Kitosan merupakan produk turunan dari kitin yaitu senyawa biomaterial terbanyak kedua di dunia setelah selulosa. Kitin biasa ditemukan pada hewan yang memiliki cangkang seperti udang, kepiting, rajungan, dan serangga. Pengolahan kitosan dari limbah udang melewati berberapa proses untuk menghilangkan sisa-sisa mineral dan protein pada limbah kulit udang. Selain menjadi solusi dari menumpuknya limbah cangkang dari udang dan kepiting, kitosan juga memiliki segudang menfaat di berbagai aspek kehidupan seperti zat anti bakteri, anti jamur, pengawet alami pada makanan, dan zat penyerap logam berat. Karena kitosan berasal dari bahan organik sehingga kitosan aman bagi manusia dan tidak beracun.

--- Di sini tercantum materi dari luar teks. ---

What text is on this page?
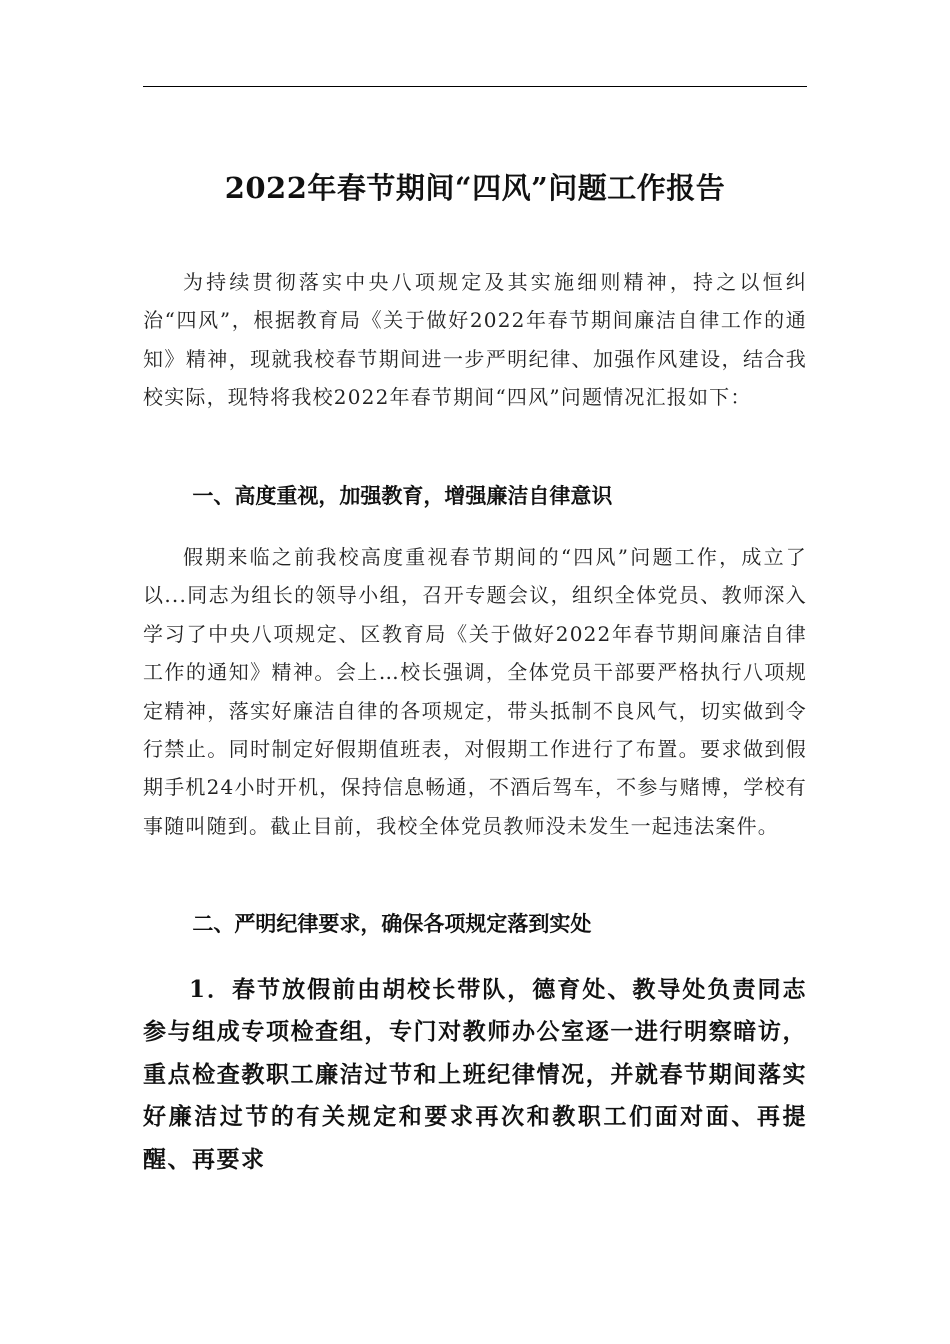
2022年春节期间“四风”问题工作报告

为持续贯彻落实中央八项规定及其实施细则精神，持之以恒纠治“四风”，根据教育局《关于做好2022年春节期间廉洁自律工作的通知》精神，现就我校春节期间进一步严明纪律、加强作风建设，结合我校实际，现特将我校2022年春节期间“四风”问题情况汇报如下：

一、高度重视，加强教育，增强廉洁自律意识

假期来临之前我校高度重视春节期间的“四风”问题工作，成立了以...同志为组长的领导小组，召开专题会议，组织全体党员、教师深入学习了中央八项规定、区教育局《关于做好2022年春节期间廉洁自律工作的通知》精神。会上…校长强调，全体党员干部要严格执行八项规定精神，落实好廉洁自律的各项规定，带头抵制不良风气，切实做到令行禁止。同时制定好假期值班表，对假期工作进行了布置。要求做到假期手机24小时开机，保持信息畅通，不酒后驾车，不参与赌博，学校有事随叫随到。截止目前，我校全体党员教师没未发生一起违法案件。

二、严明纪律要求，确保各项规定落到实处

1．春节放假前由胡校长带队，德育处、教导处负责同志参与组成专项检查组，专门对教师办公室逐一进行明察暗访，重点检查教职工廉洁过节和上班纪律情况，并就春节期间落实好廉洁过节的有关规定和要求再次和教职工们面对面、再提醒、再要求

Aplikasi Kitosan untuk Mengurangi Food Loss dan Fodd Waste 

Kitosan dapat memperpanjang usia buah dan sayuran | pexels (Mali Maeder)

Food loss terjadi pada rantai produksi dan distribusi bahan pangan. Sifat kitosan sebagai anti bakteri dan anti jamur dapat diaplikasikan pada komoditas pangan sebagai pelapis agar bahan pangan tidak mudah rusak. Sudah banyak penelitian yang melakukan teknologi pelapisan dengan kitosan pada buah dan sayuran untuk memperpanjang umur simpan. Mengutip dari food review, pemanfaatan kitosan sebagai bahan pelapis membawa keuntungan karena dapat menjaga kesegaran buah dan sayuran lebih lama. Manfaat ini dapat menekan food loss sehingga distribusi makanan ke konsumen jauh lebih merata. Kitosan yang melapisi permukaan luar kulit buah dan sayuran berperan untuk menjaga buah dan sayuran dari udara, kotoran, dan mikroba pembusuk sehingga tidak cepat rusak.

Penggunaan teknologi pelapisan dengan kitosan untuk mencegah kerusakan pada bahan pangan | sciencedirect  (https://www.sciencedirect.com/science/article/abs/pii/S0925521414001410)

Pada aspek food waste, kitosan berperan sebagai pengawet alami pada beberapa komoditas makanan seperti tahu, bakso, sosis, dan mi basah. Makanan tersebut dapat bertahan lebih lama di suhu ruang dibandingkan tanpa pemberian kitosan. Dikutip dari Linawati Hardjito  tahun 2006, penggunaan kitosan sebagai pengawet dapat menghambat pertumbuhan mikroba pembusuk dan juga menjaga produk pangan tersebut dari lingkungan luar sehingga lebih awet. Umur simpan bakso,mi basah, dan tahu yang semula hanya satu hari di suhu ruang menjadi tiga hari. Penggunaan kitosan sebagai pengawet juga dapat menggantikan formalin yang berbahaya bagi manusia. Umur simpan makanan yang lebih lama dapat membuat makanan tidak cepat dibuang dan menjadi sampah. Berbagai macam manfaat dari kitosan dapat menjadi solusi untuk masalah food loss dan food waste di Indonesia.Kolaborasi penggunaan kitosan dengan proses produksi bahan pangan yang baik serta gaya hidup minim sampah dapat mempercepat penanggulangan masalah sampah yang ada. Bagaimana sobat SohIB, tertarik untuk eksplorasi dunia kitosan lebih jauh lagi?